The press release is the summary of a study authored by researchers at Columbia University:
Variation in medical marijuana program regulations impacts enrollment: A study published today in Health Affairs found that while 14 of the nation’s 24 medical marijuana programs were essentially nonmedical in practice, they enrolled more than 99 percent of overall participants. Fewer than one percent were enrolled in ‘medicalized’ programs that adhere to accepted professional standards in medicine. The study analyzed the extent to which medical marijuana laws and program regulations incorporate accepted medical practice, good pharmaceutical manufacturing practices as established by the FDA, and restrictions on controlled substances.
They conclude that the very low number of patients enrolled in states with “medicalized” programs means only that there are high numbers of “recreational” users who are ‘gaming’ the system [my term] in the states with “non-medicalized” programs:
“The extent to which states regulate their medical marijuana programs appears to have a striking impact on how many people actually use each program,” noted Mark Olfson, MD, professor of psychiatry at Columbia University Medical Center (CUMC) and senior author of the paper. “High enrollment rates in less regulated medical marijuana programs raise the possibility that these programs may inadvertently attract recreational users.”

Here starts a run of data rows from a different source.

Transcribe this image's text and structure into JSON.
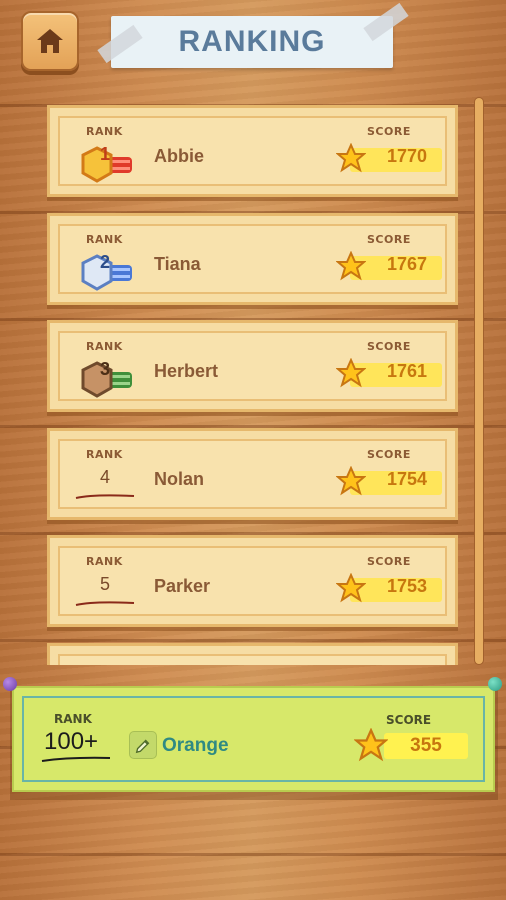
{
  "header": {
    "title": "RANKING",
    "home_icon": "home-icon"
  },
  "labels": {
    "rank": "RANK",
    "score": "SCORE"
  },
  "colors": {
    "gold_badge": "#e03a2a",
    "silver_badge": "#4a78d6",
    "bronze_badge": "#6f4a2c",
    "score_text": "#c7770f",
    "my_name": "#2f8a83"
  },
  "leaderboard": [
    {
      "rank": "1",
      "name": "Abbie",
      "score": "1770",
      "badge": "rank-1-badge"
    },
    {
      "rank": "2",
      "name": "Tiana",
      "score": "1767",
      "badge": "rank-2-badge"
    },
    {
      "rank": "3",
      "name": "Herbert",
      "score": "1761",
      "badge": "rank-3-badge"
    },
    {
      "rank": "4",
      "name": "Nolan",
      "score": "1754"
    },
    {
      "rank": "5",
      "name": "Parker",
      "score": "1753"
    },
    {
      "rank": "",
      "name": "",
      "score": ""
    }
  ],
  "my_entry": {
    "rank_label": "RANK",
    "rank": "100+",
    "name": "Orange",
    "score_label": "SCORE",
    "score": "355",
    "edit_icon": "pencil-icon"
  }
}
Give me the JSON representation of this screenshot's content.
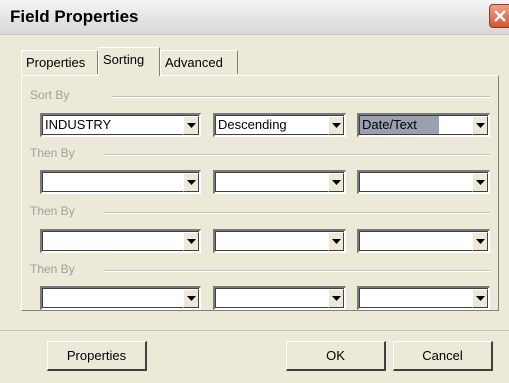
{
  "window": {
    "title": "Field Properties"
  },
  "tabs": [
    {
      "label": "Properties",
      "active": false
    },
    {
      "label": "Sorting",
      "active": true
    },
    {
      "label": "Advanced",
      "active": false
    }
  ],
  "groups": [
    {
      "label": "Sort By",
      "field": "INDUSTRY",
      "order": "Descending",
      "type": "Date/Text"
    },
    {
      "label": "Then By",
      "field": "",
      "order": "",
      "type": ""
    },
    {
      "label": "Then By",
      "field": "",
      "order": "",
      "type": ""
    },
    {
      "label": "Then By",
      "field": "",
      "order": "",
      "type": ""
    }
  ],
  "buttons": {
    "properties": "Properties",
    "ok": "OK",
    "cancel": "Cancel"
  },
  "colors": {
    "dialog_bg": "#ece9d8",
    "close_button": "#d9542f",
    "selected_combo_bg": "#9aa0b0",
    "group_label": "#a0a0a0"
  }
}
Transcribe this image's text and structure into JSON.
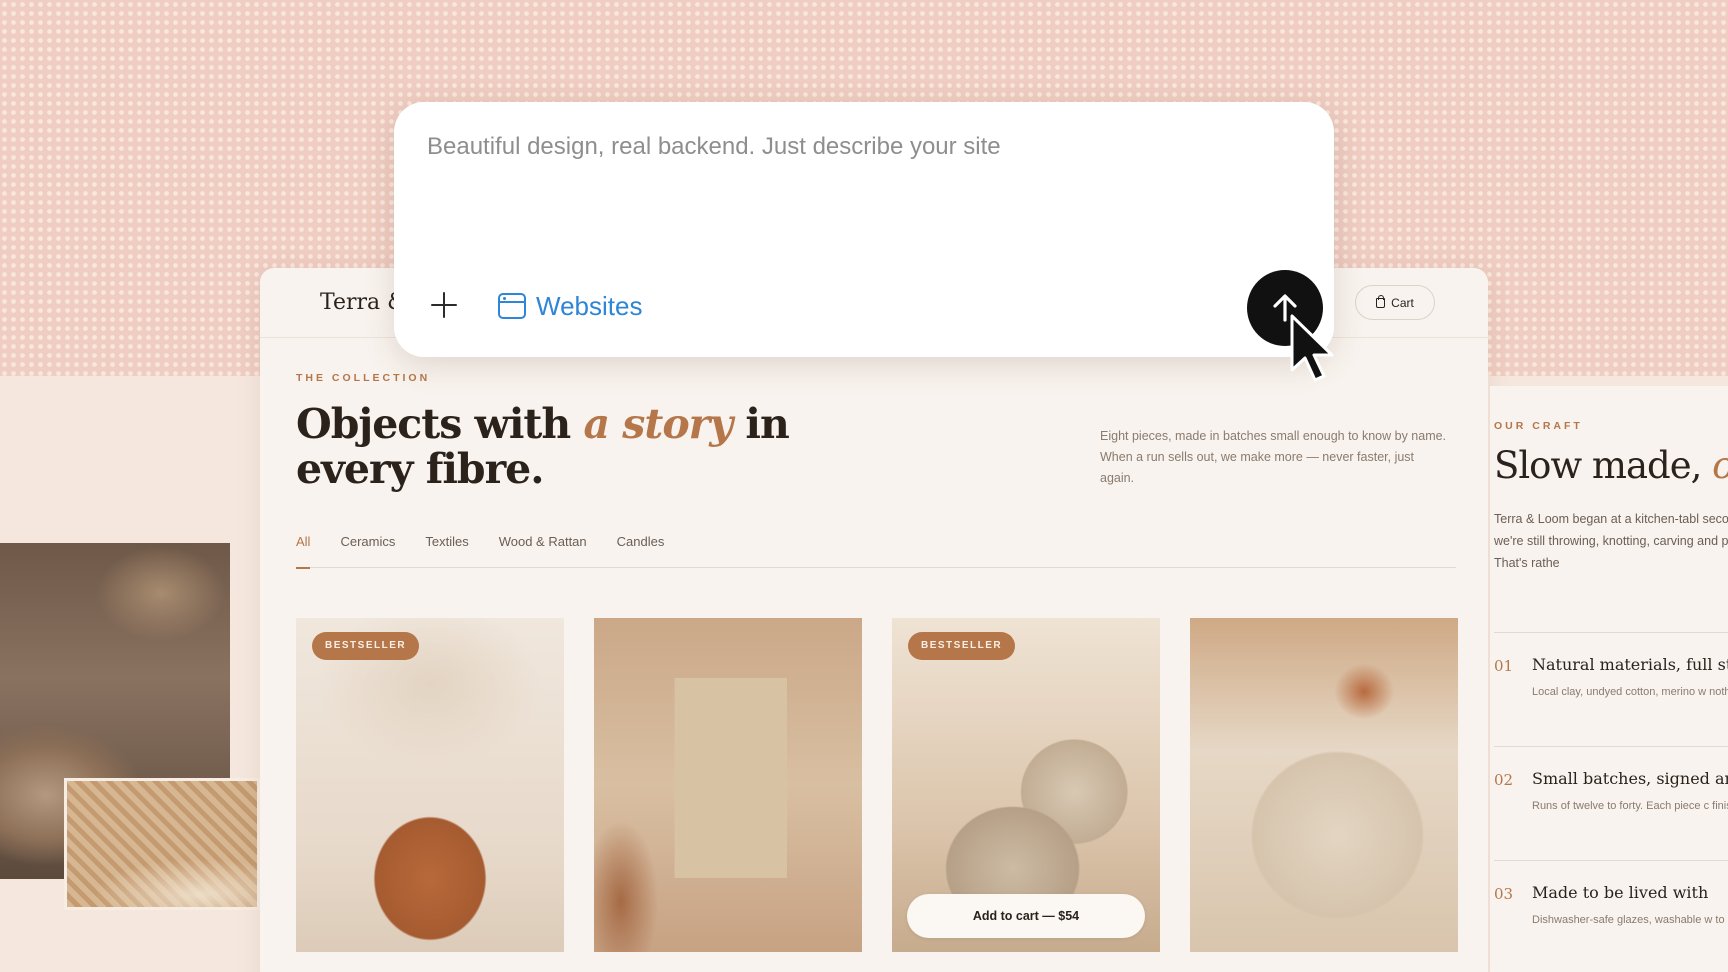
{
  "prompt": {
    "placeholder": "Beautiful design, real backend. Just describe your site",
    "mode_label": "Websites"
  },
  "site": {
    "brand": "Terra &",
    "cart_label": "Cart",
    "eyebrow": "THE COLLECTION",
    "headline_pre": "Objects with ",
    "headline_em": "a story",
    "headline_post": " in every fibre.",
    "intro": "Eight pieces, made in batches small enough to know by name. When a run sells out, we make more — never faster, just again.",
    "tabs": [
      "All",
      "Ceramics",
      "Textiles",
      "Wood & Rattan",
      "Candles"
    ],
    "products": [
      {
        "badge": "BESTSELLER"
      },
      {
        "badge": ""
      },
      {
        "badge": "BESTSELLER",
        "cta": "Add to cart — $54"
      },
      {
        "badge": ""
      }
    ]
  },
  "craft": {
    "eyebrow": "OUR CRAFT",
    "title_pre": "Slow made, ",
    "title_em": "o",
    "body": "Terra & Loom began at a kitchen-tabl secondhand loom. Five years on, we're still throwing, knotting, carving and p Slower than a factory, yes. That's rathe",
    "items": [
      {
        "num": "01",
        "title": "Natural materials, full st",
        "desc": "Local clay, undyed cotton, merino w nothing we can't pronounce."
      },
      {
        "num": "02",
        "title": "Small batches, signed an",
        "desc": "Runs of twelve to forty. Each piece c finished."
      },
      {
        "num": "03",
        "title": "Made to be lived with",
        "desc": "Dishwasher-safe glazes, washable w to be tiptoed around."
      }
    ]
  },
  "colors": {
    "accent": "#b5764a",
    "link_blue": "#2f85d6",
    "send_button": "#111111",
    "background_pink": "#efcdc2"
  }
}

“The new findings raise questions of why doctors are involved in non-medical programs in the first place,” added lead author Arthur Robin Williams, MD, MBE, a fellow in the Department of Psychiatry at CUMC. “Building on this study we will look for associations between more restrictive regulations and public safety – including rates of recreational marijuana use, diversion to adolescents, emergency department visits and drug treatment admissions.”
Based on the experience of New York, I will propose another hypothesis, which is that the unduly onerous “medicalized” programs are a cruel perversion of the original idea of state laws that were intended to facilitate access to cannabis by patients; instead the medicalized programs are intended to be or are operated as a means to deny access.